-->

Tuesday, January 02, 2024

I suppose we can kick off 2024 with a quick told-you-so

The building we've come to know in recent years as "DXC Tower" has been sold

Two Monroe businessmen and real estate investors, the brothers Eddie and Joseph Hakim, have purchased one of New Orleans' most visible office buildings: the green granite high-rise at 1615 Poydras St. currently named for its anchor tenant, DXC.

The Hakims bought the 23-story building from its longtime owner, businessman and philanthropist Frank Stewart, late Friday. The price was not disclosed.

It's the second Poydras Street high-rise for the Hakims. In 2013, they bought the 20-story Orleans Tower, formerly the Amoco Building, for $16 million and breathed new life into the aging tower, located across from City Hall. They renovated it and raised its occupancy from about 45% to more than 80% today.

The article does its best to suggest that somehow this sale indicates the market for New Orleans downtown office real estate is bucking trends.  It says the sale is a "bright spot" in a local office market where occupancy rates are still below pre-COVID levels but "better than in many larger cities." 

Anyway it's all nonsense. Read further and we see the real reason this building is being sold now is because Frank Stewart is dumping properties, possibly at a financial loss.  

Now 89, Stewart has been trying to downsize his real estate portfolio in recent months and has spent much of 2023 quietly marketing 1615 Poydras for sale. Those efforts got a boost in late September, when Stone’s firm listed the building publicly.

No asking price was specified, but an online flier said the building was less than 52% occupied and being marketed “in cooperation with the lender ... at debt amount.” In real estate terms, that meant Stewart and his partners in Stewart Capital were working with their lender to sell it, even if at a loss, in hopes of avoiding a default on the mortgage.

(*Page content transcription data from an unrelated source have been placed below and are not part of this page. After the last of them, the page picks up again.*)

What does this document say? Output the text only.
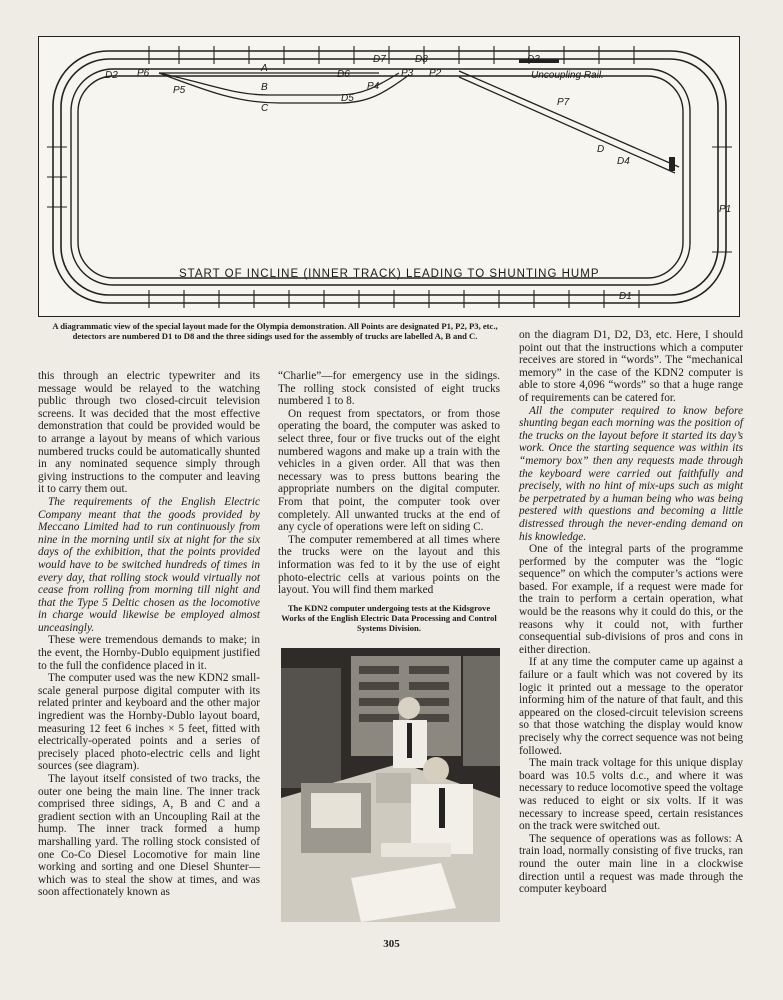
D2 P6
P5
A
B
C
D6
D5
P4
D7	D8
P3 P2
D3
Uncoupling Rail.
P7
D
D4
P1
D1
START OF INCLINE (INNER TRACK) LEADING TO SHUNTING HUMP
A diagrammatic view of the special layout made for the Olympia demonstration. All Points are designated P1, P2, P3, etc., detectors are numbered D1 to D8 and the three sidings used for the assembly of trucks are labelled A, B and C.

this through an electric typewriter and its message would be relayed to the watching public through two closed-circuit television screens. It was decided that the most effective demonstration that could be provided would be to arrange a layout by means of which various numbered trucks could be automatically shunted in any nominated sequence simply through giving instructions to the computer and leaving it to carry them out.

The requirements of the English Electric Company meant that the goods provided by Meccano Limited had to run continuously from nine in the morning until six at night for the six days of the exhibition, that the points provided would have to be switched hundreds of times in every day, that rolling stock would virtually not cease from rolling from morning till night and that the Type 5 Deltic chosen as the locomotive in charge would likewise be employed almost unceasingly.

These were tremendous demands to make; in the event, the Hornby-Dublo equipment justified to the full the confidence placed in it.

The computer used was the new KDN2 small-scale general purpose digital computer with its related printer and keyboard and the other major ingredient was the Hornby-Dublo layout board, measuring 12 feet 6 inches × 5 feet, fitted with electrically-operated points and a series of precisely placed photo-electric cells and light sources (see diagram).

The layout itself consisted of two tracks, the outer one being the main line. The inner track comprised three sidings, A, B and C and a gradient section with an Uncoupling Rail at the hump. The inner track formed a hump marshalling yard. The rolling stock consisted of one Co-Co Diesel Locomotive for main line working and sorting and one Diesel Shunter—which was to steal the show at times, and was soon affectionately known as

“Charlie”—for emergency use in the sidings. The rolling stock consisted of eight trucks numbered 1 to 8.

On request from spectators, or from those operating the board, the computer was asked to select three, four or five trucks out of the eight numbered wagons and make up a train with the vehicles in a given order. All that was then necessary was to press buttons bearing the appropriate numbers on the digital computer. From that point, the computer took over completely. All unwanted trucks at the end of any cycle of operations were left on siding C.

The computer remembered at all times where the trucks were on the layout and this information was fed to it by the use of eight photo-electric cells at various points on the layout. You will find them marked

The KDN2 computer undergoing tests at the Kidsgrove Works of the English Electric Data Processing and Control Systems Division.

on the diagram D1, D2, D3, etc. Here, I should point out that the instructions which a computer receives are stored in “words”. The “mechanical memory” in the case of the KDN2 computer is able to store 4,096 “words” so that a huge range of requirements can be catered for.

All the computer required to know before shunting began each morning was the position of the trucks on the layout before it started its day’s work. Once the starting sequence was within its “memory box” then any requests made through the keyboard were carried out faithfully and precisely, with no hint of mix-ups such as might be perpetrated by a human being who was being pestered with questions and becoming a little distressed through the never-ending demand on his knowledge.

One of the integral parts of the programme performed by the computer was the “logic sequence” on which the computer’s actions were based. For example, if a request were made for the train to perform a certain operation, what would be the reasons why it could do this, or the reasons why it could not, with further consequential sub-divisions of pros and cons in either direction.

If at any time the computer came up against a failure or a fault which was not covered by its logic it printed out a message to the operator informing him of the nature of that fault, and this appeared on the closed-circuit television screens so that those watching the display would know precisely why the correct sequence was not being followed.

The main track voltage for this unique display board was 10.5 volts d.c., and where it was necessary to reduce locomotive speed the voltage was reduced to eight or six volts. If it was necessary to increase speed, certain resistances on the track were switched out.

The sequence of operations was as follows: A train load, normally consisting of five trucks, ran round the outer main line in a clockwise direction until a request was made through the computer keyboard

305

It is unclear how much Stewart and his partners still owed on the building at the time of the sale.

Read even further than that and we get an update on the status of the building's current titular tenant. 

Since 2017, the building has been named for DXC Technology Co., the Ashburn, Virginia-based firm that opened a regional office in the high-rise amid great fanfare and a promise of up to 2,000 jobsThe company hired only a fraction of its promised workforce and has since downsized its footprint in the building.

DXC continues to honor its lease on the building, which runs through 2031, but is currently trying to sublease four of its six floors, according to online real estate listings. Lahasky said the family has not had any conversations with the company but that meeting with DXC to discuss the lease will be a priority.

Of course, DXC didn't merely "open a regional office" there.  The "great fanfare" referenced in that passage also included a hefty public subsidy from the state and the city. The deal looked incredibly shady to us, especially given the company's outsourcing and downsizing strategy at the time. We did say so

Anyway, nobody remembers any of that. On to the next boondoggle, I'm sure.